Sarah Palin criticized President Barack Obama on Saturday for saying America is a military superpower "whether we like it or not," saying she was taken aback by his comment.
"I would hope that our leaders in Washington, D.C., understand we like to be a dominant superpower," the former Alaska governor said. "I don't understand a world view where we have to question whether we like it or not that America is powerful."
Obama said earlier this week that the United States must do its best to resolve conflicts around the world before they grow too serious.
"It is a vital national security interest of the United States to reduce these conflicts because whether we like it or not, we remain a dominant military superpower, and when conflicts break out, one way or another we get pulled into them," Obama said. "And that ends up costing us significantly in terms of both blood and treasure."
Palin's remarks came in a question-and-answer session after a speech at an event in the central Illinois town of Washington to raise money for scholarships and a community center. She spoke to a crowd of about 1,100.

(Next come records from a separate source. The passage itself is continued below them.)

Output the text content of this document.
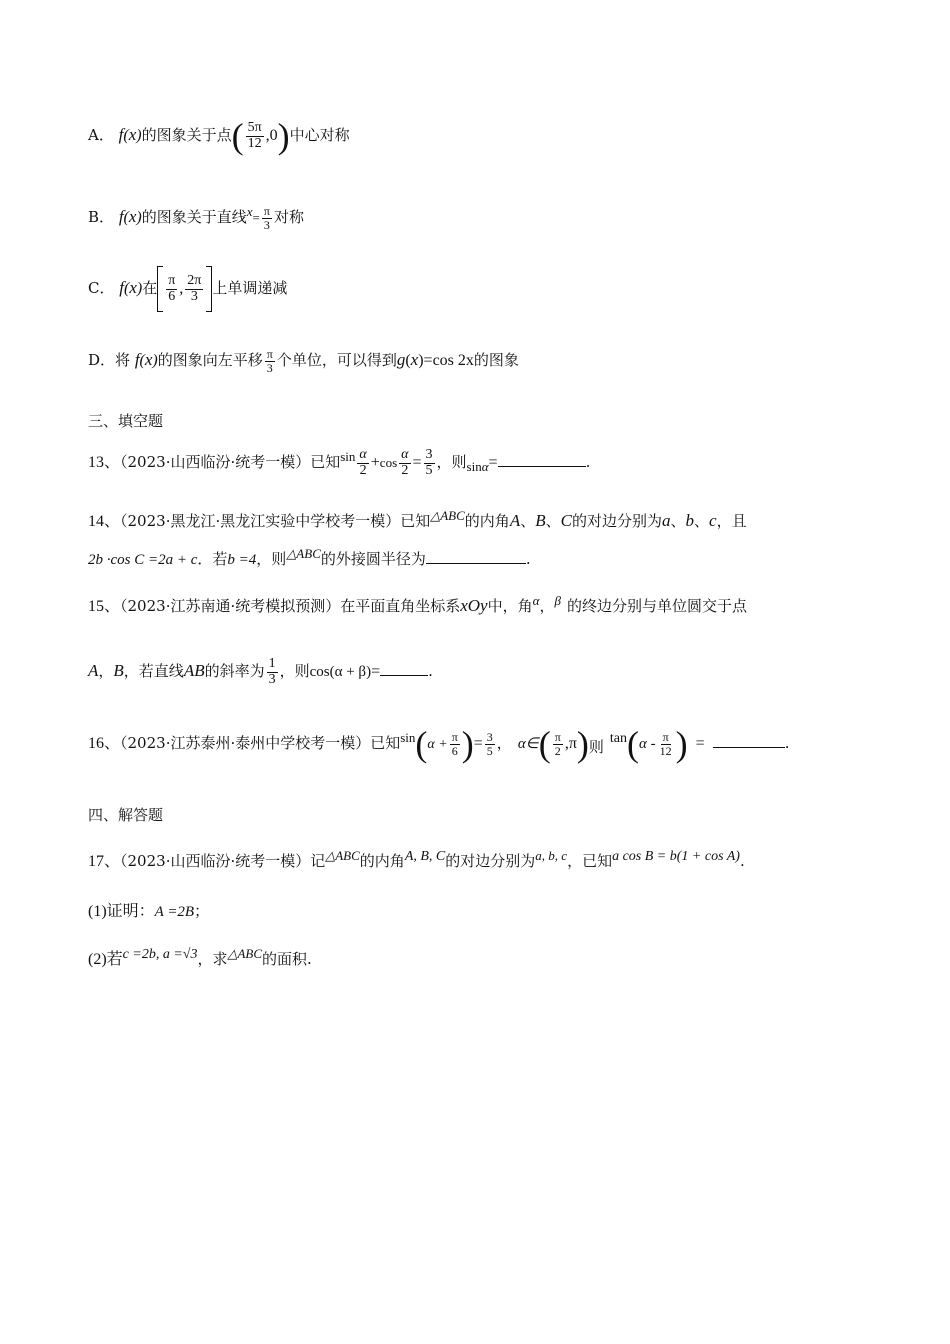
A． f(x)的图象关于点( $\frac{5\pi}{12} ,0$)中心对称
B． f(x)的图象关于直线$x= \frac{\pi}{3}$ 对称
C． f(x)在 $\frac{\pi}{6}$ , $\frac{2\pi}{3}$ 上单调递减
D．将 f(x)的图象向左平移 $\frac{\pi}{3}$ 个单位，可以得到g(x)=cos 2x的图象
三、填空题
13、（2023·山西临汾·统考一模）已知$\sin \frac{\alpha}{2} +\cos \frac{\alpha}{2} = \frac{3}{5}$ ，则sinα=	.
14、（2023·黑龙江·黑龙江实验中学校考一模）已知△ABC的内角A、B、C的对边分别为a、b、c，且
2b ·cos C =2a + c．若b =4，则△ABC的外接圆半径为	.
15、（2023·江苏南通·统考模拟预测）在平面直角坐标系xOy中，角α，β 的终边分别与单位圆交于点
A，B，若直线AB的斜率为 $\frac{1}{3}$ ，则cos(α + β)=	.
16、（2023·江苏泰州·泰州中学校考一模）已知$\sin(\alpha + \frac{\pi}{6}$ )= $\frac{3}{5}$ ， α∈( $\frac{\pi}{2} ,\pi$)则 $\tan(\alpha - \frac{\pi}{12}$ ) =	.
四、解答题
17、（2023·山西临汾·统考一模）记△ABC的内角A, B, C的对边分别为a, b, c，已知a cos B = b(1 + cos A).
(1)证明：A =2B；
(2)若c =2b, a =√3，求△ABC的面积.
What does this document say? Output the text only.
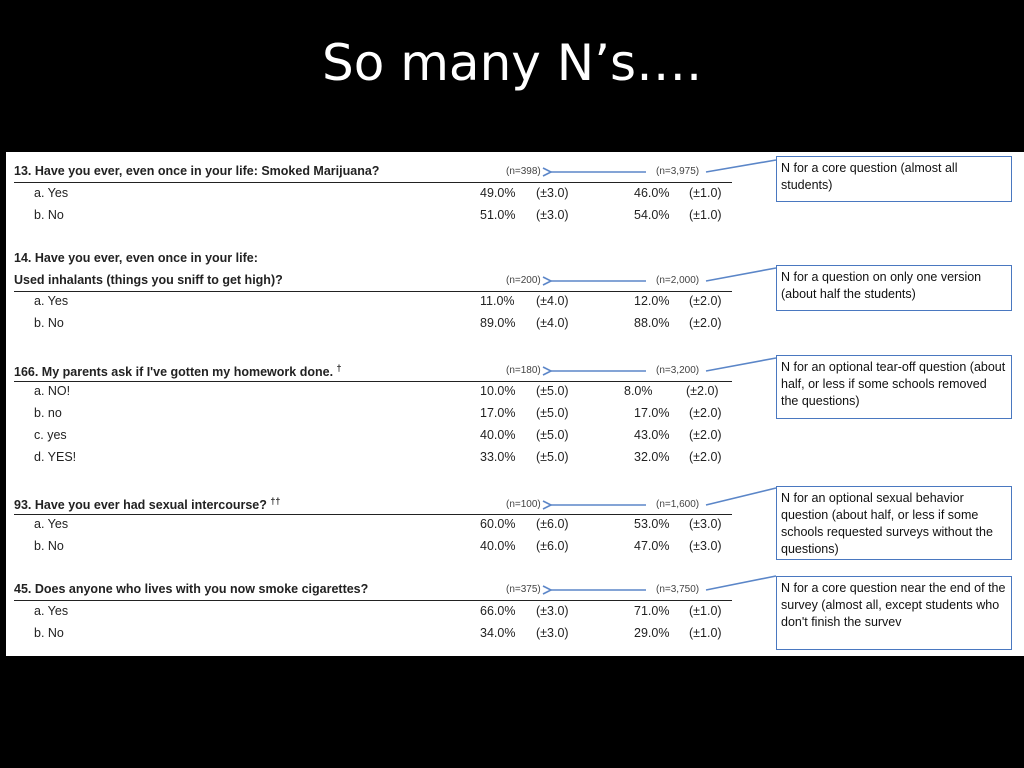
So many N’s….
13. Have you ever, even once in your life: Smoked Marijuana?	(n=398)	(n=3,975)
a. Yes	49.0% (±3.0)	46.0% (±1.0)
b. No	51.0% (±3.0)	54.0% (±1.0)
N for a core question (almost all students)
14. Have you ever, even once in your life:
Used inhalants (things you sniff to get high)?	(n=200)	(n=2,000)
a. Yes	11.0% (±4.0)	12.0% (±2.0)
b. No	89.0% (±4.0)	88.0% (±2.0)
N for a question on only one version (about half the students)
166. My parents ask if I've gotten my homework done. †	(n=180)	(n=3,200)
a. NO!	10.0% (±5.0)	8.0%	(±2.0)
b. no	17.0% (±5.0)	17.0% (±2.0)
c. yes	40.0% (±5.0)	43.0% (±2.0)
d. YES!	33.0% (±5.0)	32.0% (±2.0)
N for an optional tear-off question (about half, or less if some schools removed the questions)
93. Have you ever had sexual intercourse? ††	(n=100)	(n=1,600)
a. Yes	60.0% (±6.0)	53.0% (±3.0)
b. No	40.0% (±6.0)	47.0% (±3.0)
N for an optional sexual behavior question (about half, or less if some schools requested surveys without the questions)
45. Does anyone who lives with you now smoke cigarettes?	(n=375)	(n=3,750)
a. Yes	66.0% (±3.0)	71.0% (±1.0)
b. No	34.0% (±3.0)	29.0% (±1.0)
N for a core question near the end of the survey (almost all, except students who don't finish the survev
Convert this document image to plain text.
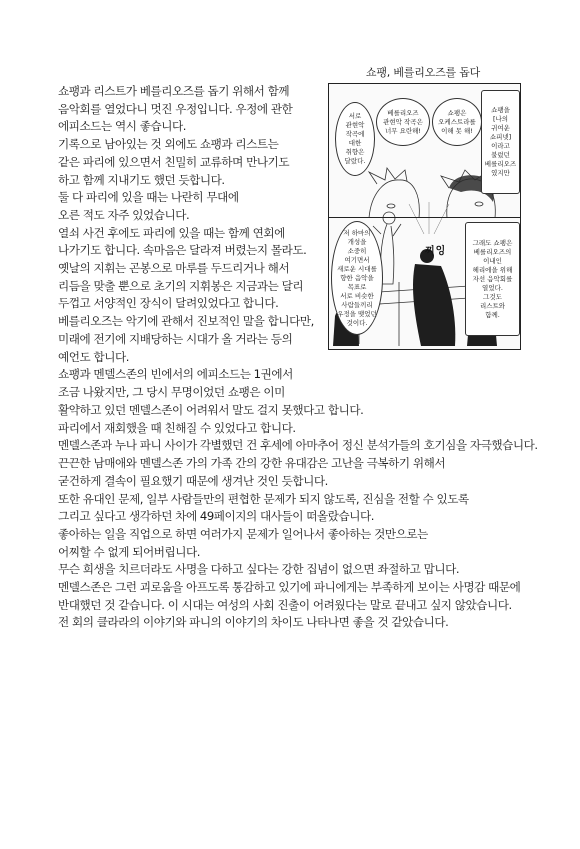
쇼팽, 베를리오즈를 돕다
서로
관현악
작곡에
대한
취향은
달랐다.
베를리오즈
관현악 작곡은
너무 요란해!
쇼팽은
오케스트라를
이해 못 해!
쇼팽을
[나의
귀여운
쇼피넷]
이라고
불렀던
베를리오즈
였지만
저 하마의
개성을
소중히
여기면서
새로운 시대를
향한 음악을
목표로
서로 비슷한
사람들끼리
우정을 맺었던
것이다.
그래도 쇼팽은
베를리오즈의
이내인
헤리에을 위해
자선 음악회를
열었다.
그것도
리스트와
함께.
찌잉

쇼팽과 리스트가 베를리오즈를 돕기 위해서 함께
음악회를 열었다니 멋진 우정입니다. 우정에 관한
에피소드는 역시 좋습니다.
기록으로 남아있는 것 외에도 쇼팽과 리스트는
같은 파리에 있으면서 친밀히 교류하며 만나기도
하고 함께 지내기도 했던 듯합니다.
둘 다 파리에 있을 때는 나란히 무대에
오른 적도 자주 있었습니다.
열쇠 사건 후에도 파리에 있을 때는 함께 연회에
나가기도 합니다. 속마음은 달라져 버렸는지 몰라도.
옛날의 지휘는 곤봉으로 마루를 두드리거나 해서
리듬을 맞출 뿐으로 초기의 지휘봉은 지금과는 달리
두껍고 서양적인 장식이 달려있었다고 합니다.
베를리오즈는 악기에 관해서 진보적인 말을 합니다만,
미래에 전기에 지배당하는 시대가 올 거라는 등의
예언도 합니다.
쇼팽과 멘델스존의 빈에서의 에피소드는 1권에서
조금 나왔지만, 그 당시 무명이었던 쇼팽은 이미

활약하고 있던 멘델스존이 어려워서 말도 걸지 못했다고 합니다.
파리에서 재회했을 때 친해질 수 있었다고 합니다.
멘델스존과 누나 파니 사이가 각별했던 건 후세에 아마추어 정신 분석가들의 호기심을 자극했습니다.
끈끈한 남매애와 멘델스존 가의 가족 간의 강한 유대감은 고난을 극복하기 위해서
굳건하게 결속이 필요했기 때문에 생겨난 것인 듯합니다.
또한 유대인 문제, 일부 사람들만의 편협한 문제가 되지 않도록, 진심을 전할 수 있도록
그리고 싶다고 생각하던 차에 49페이지의 대사들이 떠올랐습니다.
좋아하는 일을 직업으로 하면 여러가지 문제가 일어나서 좋아하는 것만으로는
어찌할 수 없게 되어버립니다.
무슨 희생을 치르더라도 사명을 다하고 싶다는 강한 집념이 없으면 좌절하고 맙니다.
멘델스존은 그런 괴로움을 아프도록 통감하고 있기에 파니에게는 부족하게 보이는 사명감 때문에
반대했던 것 같습니다. 이 시대는 여성의 사회 진출이 어려웠다는 말로 끝내고 싶지 않았습니다.
전 회의 클라라의 이야기와 파니의 이야기의 차이도 나타나면 좋을 것 같았습니다.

The Republican criticized Obama throughout her speech — for a healthcare overhaul that she says won't work, for the increase in the national deficit and for disagreeing with Israeli policies.
Palin said she hopes the November elections will produce winners who believe in limited government and encouraging free enterprise.
She also poked fun at the controversy over the requirements listed in a contract for her speech at a California university. Palin thanked the organizers of Saturday's event for providing a straw for her water bottle — "the bent kind, which I just read in the media that I supposedly insist upon."